## Introduction

In some cases, we need to use mathematical tools and equations to solve our real-world problems. Unfortunately, there are many cases when we cannot use the simple pen-and-paper techniques we learned in high school (yes, they lied to us in high school!) to solve our problem and we need to rely on numeric methods. For example, the following simple problem cannot be solved using pen and paper:

e^(-x) + x - 2 = 0

Many numeric methods rely on the ability of their user to compute gradients (partial derivatives) of functions. This is a tedious task that can usually be done automatically by a computer, and we will demonstrate the AutoDiff library achieves this objective. It allows the developer to concentrate on her business logic - modelling the problem she is trying to solve, and saves the time wasted on manually developing the gradients.

## Background

Automatic Differentiation (AD) is a very old technique and may refer to quite different things. But all have one thing in common - all methods are given some representation of a function and allow computing the gradient at any given point. More information on various AD techniques can be found here.

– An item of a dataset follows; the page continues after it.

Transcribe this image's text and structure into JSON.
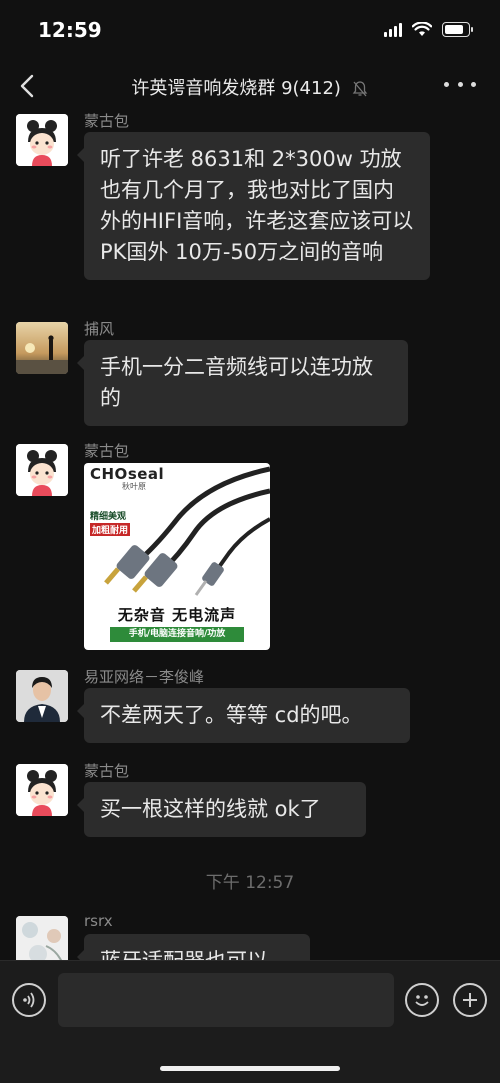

Unfortunately many people are not aware of it and worked very hard to efficiently compute derivatives in order to develop gradient-based algorithms. One very well known example is the back-propagation algorithm for neural networks. When using AD, there is absolutely no need to develop a learning algorithm. Any AD library can efficiently compute the gradient for you, and you just need to use its results to update the weights.

The `AutoDiff `

library described in this article takes the operator overloading approach. Expressions (or terms) are represents using objects. Operator overloading allows creating new terms from existing ones. Once a term is defined, the library allows to efficiently compute its value or gradient for a given assignment for the variables.

## Using the Code

### A Quick Introduction

After you have downloaded the library, you can create a C# project, add a reference and start playing! First, let's give a quick "hello world" introduction. Here is a small program that defines a function and evaluates its value and gradient.

using System;
using AutoDiff;
class Program
{
static void Main(string[] args)
{
Variable x = new Variable();
Variable y = new Variable();
Term func = (x + y) * TermBuilder.Exp(x - y);
Variable[] vars = { x, y };
double[] point = { 1, -2 };
double eval = func.Evaluate(vars, point);
double[] gradient = func.Differentiate(vars, point);
Console.WriteLine("f(1, -2) = " + eval);
Console.WriteLine("Gradient of f at (1, -2) =
({0}, {1})", gradient[0], gradient[1]);
}
}

Here is the output:

f(1, -2) = -20.0855369231877
Gradient of f at (1, -2) = (0, 40.1710738463753)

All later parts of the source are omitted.